Der Täter von Christchurch führt uns das in der bisher krassesten Weise vor Augen: Mit einer Helmkamera übertrug er seine Tat live im Internet, unterlegte sie mit kämpferischem Soundtrack und ließ das Morden einem Video­spiel ähneln. Dafür nutzte er Ausrüstung, mit der sonst Extremsportler ihre waghalsigen Sprünge übertragen. Zynischer sind die Möglichkeiten der modernen Internet-Kommunikation für eine solche Tat noch nie genutzt worden.

Und die Bilder davon sind nun unsterblich da draußen im Umlauf. Da alle Schutzmechanismen des Netzwerks versagten, wurde die 17-minütige Horrorshow nicht nur komplett auf Facebook veröffentlicht, sondern blieb auch danach lange genug abrufbar, um unzählige Male dupliziert zu werden.

Seit der Löschung kämpfen Facebook und Youtube gegen eine Flut aus millionenfachen neuen Uploads.

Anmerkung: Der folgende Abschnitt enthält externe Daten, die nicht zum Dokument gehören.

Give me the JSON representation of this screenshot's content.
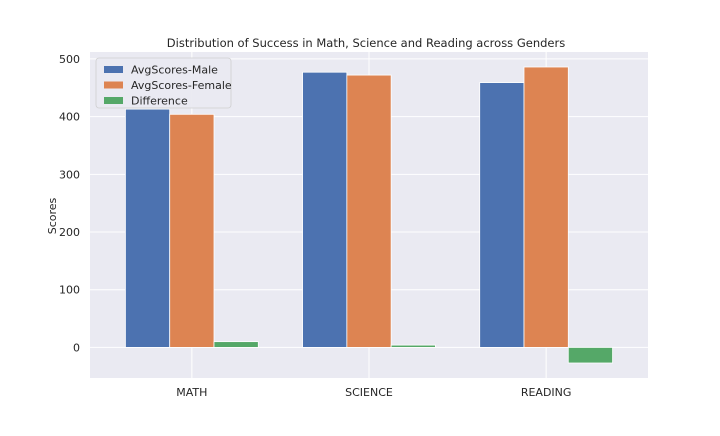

In den dunkleren Ecken des Netzes, in denen sich auch der Täter herumtrieb, wird es ohnehin nie gelöscht werden, sondern gefeiert.

Dass das Blutbad des rassistischen Ego-Shooters von Christchurch nun seinen Weg in die Kinderzimmer und auf die Schulhöfe finden wird, liegt nicht an einem Augenblicksversagen der sozialen Netzwerke – es ist ein systematischer Kollateralschaden ihres Geschäftsmodells, das auf Verantwortungslosigkeit fußt.  Dass auch einige klassische Medien der Sensationsgier nachgaben und dem Täter eine größere Bühne boten als nötig, ist da eher eine Randnotiz.

Wenn Bilder Waffen sind, werden Medien automatisch zu Komplizen  – dieses Dilemma hat es bei Terrorismus schon immer gegeben. In der digitalen Welt, in der jeder ungefiltert eine Weltöffentlichkeit erreichen kann, verwandelt es sich zum totalen Kontrollverlust. Amokforscher wissen längst: Wo Killer sich medial zu Helden inszenieren können, und junge Menschen massenhaft diese Bilder sehen, sind Nachahmer nicht weit.